PARIS: A cheap once-a-day pill that combines aspirin with antihypertensive and cholesterol-lowering drugs reduces the number of cardiovascular diseases by a third and the number of heart attacks by more than half, the researchers said on Friday With.
In clinical trials, the so-called "polypil" has proven to be particularly effective in people without a history of cardiovascular disease and reduced the number of serious events by 40 percent, the researchers reported in the popular medical journal The Lancet.
In patients with a history of cardiac problems and strokes, the drug combination was only half as effective as the control group, which received healthy lifestyle advice but no medicine.
Among the participants who took the pill as instructed ̵
The Polypill concept was first proposed more than 20 years ago as a simple and cost-effective approach to the treatment of cardiovascular disease, which often requires multiple medications.

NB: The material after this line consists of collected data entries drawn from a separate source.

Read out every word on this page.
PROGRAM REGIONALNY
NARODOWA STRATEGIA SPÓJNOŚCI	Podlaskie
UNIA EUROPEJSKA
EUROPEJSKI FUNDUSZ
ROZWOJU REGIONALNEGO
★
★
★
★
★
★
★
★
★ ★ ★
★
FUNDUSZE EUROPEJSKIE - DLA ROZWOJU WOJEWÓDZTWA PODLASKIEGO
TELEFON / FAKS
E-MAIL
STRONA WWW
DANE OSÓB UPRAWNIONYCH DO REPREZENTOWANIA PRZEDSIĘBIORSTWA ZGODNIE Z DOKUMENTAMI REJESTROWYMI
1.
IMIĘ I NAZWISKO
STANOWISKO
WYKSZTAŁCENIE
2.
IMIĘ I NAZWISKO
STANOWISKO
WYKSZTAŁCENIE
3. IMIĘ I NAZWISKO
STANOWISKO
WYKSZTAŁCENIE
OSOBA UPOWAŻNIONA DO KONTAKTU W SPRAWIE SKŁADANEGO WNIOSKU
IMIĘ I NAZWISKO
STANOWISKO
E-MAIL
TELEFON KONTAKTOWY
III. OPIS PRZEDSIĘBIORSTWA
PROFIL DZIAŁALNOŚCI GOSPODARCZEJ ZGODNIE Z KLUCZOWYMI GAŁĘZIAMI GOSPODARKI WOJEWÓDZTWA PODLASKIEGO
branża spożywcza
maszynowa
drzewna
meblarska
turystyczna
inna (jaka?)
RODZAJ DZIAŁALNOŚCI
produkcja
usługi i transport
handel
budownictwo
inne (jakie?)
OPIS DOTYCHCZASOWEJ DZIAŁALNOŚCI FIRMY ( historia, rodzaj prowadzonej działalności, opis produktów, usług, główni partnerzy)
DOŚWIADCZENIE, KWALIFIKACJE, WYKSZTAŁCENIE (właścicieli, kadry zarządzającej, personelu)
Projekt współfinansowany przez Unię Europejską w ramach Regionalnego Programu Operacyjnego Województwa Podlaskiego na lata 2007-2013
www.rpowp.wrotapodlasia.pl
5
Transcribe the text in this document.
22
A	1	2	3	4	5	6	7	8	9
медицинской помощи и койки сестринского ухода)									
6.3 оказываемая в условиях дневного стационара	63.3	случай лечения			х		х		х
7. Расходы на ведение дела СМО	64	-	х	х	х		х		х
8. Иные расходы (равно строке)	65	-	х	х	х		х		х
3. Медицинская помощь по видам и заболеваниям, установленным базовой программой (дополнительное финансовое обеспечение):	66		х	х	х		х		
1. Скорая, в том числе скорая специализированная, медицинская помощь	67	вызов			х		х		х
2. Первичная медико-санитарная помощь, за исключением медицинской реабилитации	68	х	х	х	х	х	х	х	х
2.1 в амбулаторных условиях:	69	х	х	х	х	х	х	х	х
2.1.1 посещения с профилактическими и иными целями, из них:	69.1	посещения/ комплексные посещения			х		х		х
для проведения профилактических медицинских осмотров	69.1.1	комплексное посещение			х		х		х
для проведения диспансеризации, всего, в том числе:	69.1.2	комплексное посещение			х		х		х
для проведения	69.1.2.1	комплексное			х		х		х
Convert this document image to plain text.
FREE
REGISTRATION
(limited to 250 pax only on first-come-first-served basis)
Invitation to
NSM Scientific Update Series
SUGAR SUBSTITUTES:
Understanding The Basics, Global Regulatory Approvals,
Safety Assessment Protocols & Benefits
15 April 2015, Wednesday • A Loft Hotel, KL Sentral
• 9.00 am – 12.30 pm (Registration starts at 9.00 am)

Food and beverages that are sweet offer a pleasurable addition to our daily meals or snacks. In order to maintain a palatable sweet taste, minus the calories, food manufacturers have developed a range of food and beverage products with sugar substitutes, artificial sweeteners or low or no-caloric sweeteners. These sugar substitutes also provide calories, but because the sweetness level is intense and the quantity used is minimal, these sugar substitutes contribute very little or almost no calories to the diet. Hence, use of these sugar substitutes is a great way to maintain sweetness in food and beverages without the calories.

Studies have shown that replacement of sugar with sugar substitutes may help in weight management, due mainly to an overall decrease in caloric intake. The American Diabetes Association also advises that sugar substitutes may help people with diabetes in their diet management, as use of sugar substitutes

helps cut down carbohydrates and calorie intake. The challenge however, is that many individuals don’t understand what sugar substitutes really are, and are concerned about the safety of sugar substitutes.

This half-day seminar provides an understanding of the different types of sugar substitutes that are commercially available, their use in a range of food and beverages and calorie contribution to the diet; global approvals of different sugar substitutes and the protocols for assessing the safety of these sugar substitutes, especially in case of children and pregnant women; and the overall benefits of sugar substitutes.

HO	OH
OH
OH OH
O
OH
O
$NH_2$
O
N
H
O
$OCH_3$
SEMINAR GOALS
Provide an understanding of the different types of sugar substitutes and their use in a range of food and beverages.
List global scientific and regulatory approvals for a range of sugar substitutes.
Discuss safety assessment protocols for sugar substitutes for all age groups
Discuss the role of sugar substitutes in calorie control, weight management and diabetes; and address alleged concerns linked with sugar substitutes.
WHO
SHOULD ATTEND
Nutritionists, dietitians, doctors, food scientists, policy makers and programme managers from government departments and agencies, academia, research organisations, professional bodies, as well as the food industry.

A scientist from Tehran Medical University directed the research to 7,000 people.
Currently, patients are usually prescribed one or more drugs to lower blood pressure along with a statin that keeps lipids such as fatty acids in check. Aspirin, an analgesic, has blood thinning properties.
"The more tablets people have to take, the less they have to keep in the long run," noted Kausik Ray, a professor of public health at Imperial College London, who was not involved in the study.
"For chronic diseases, this is a challenge because you are asking people to take multiple medications daily for 30 or 40 years."
About one third of patients stop taking their medication 90 days after a heartbeat Attack after previous investigations.
Despite the apparent potential, the polyp had to be tested on a large number of people over a long period of time.
Scientists led by Reza Malekzadeh of Tehran Medical University recruited nearly 7,000 men and women aged 50 to 75 who lived in rural Golestan, a province in Iran.
About one in ten previously had heart attacks, strokes, or other cardiovascular episodes. The participants were divided into two roughly equal groups.
One of them only received "lifestyle advice", while the other from 2011 to 2013 also received a daily polyp.
The doctors monitored compliance with drug use and then determined the number of strokes and heart attacks in each cohort over the next five years.
It was crucial that the adherence was significantly higher for the all-in-one pill. "Medicines do not work if they are not taken," said Amitava Banerjee, consultant cardiologist at University College London.
Compared to the lifestyle group, the Polypill cohort had 34 percent fewer adverse events. The results were similar for men and women.
Blood pressure was not very different, but the "bad" (LDL) cholesterol level was lower in the drug-taking group.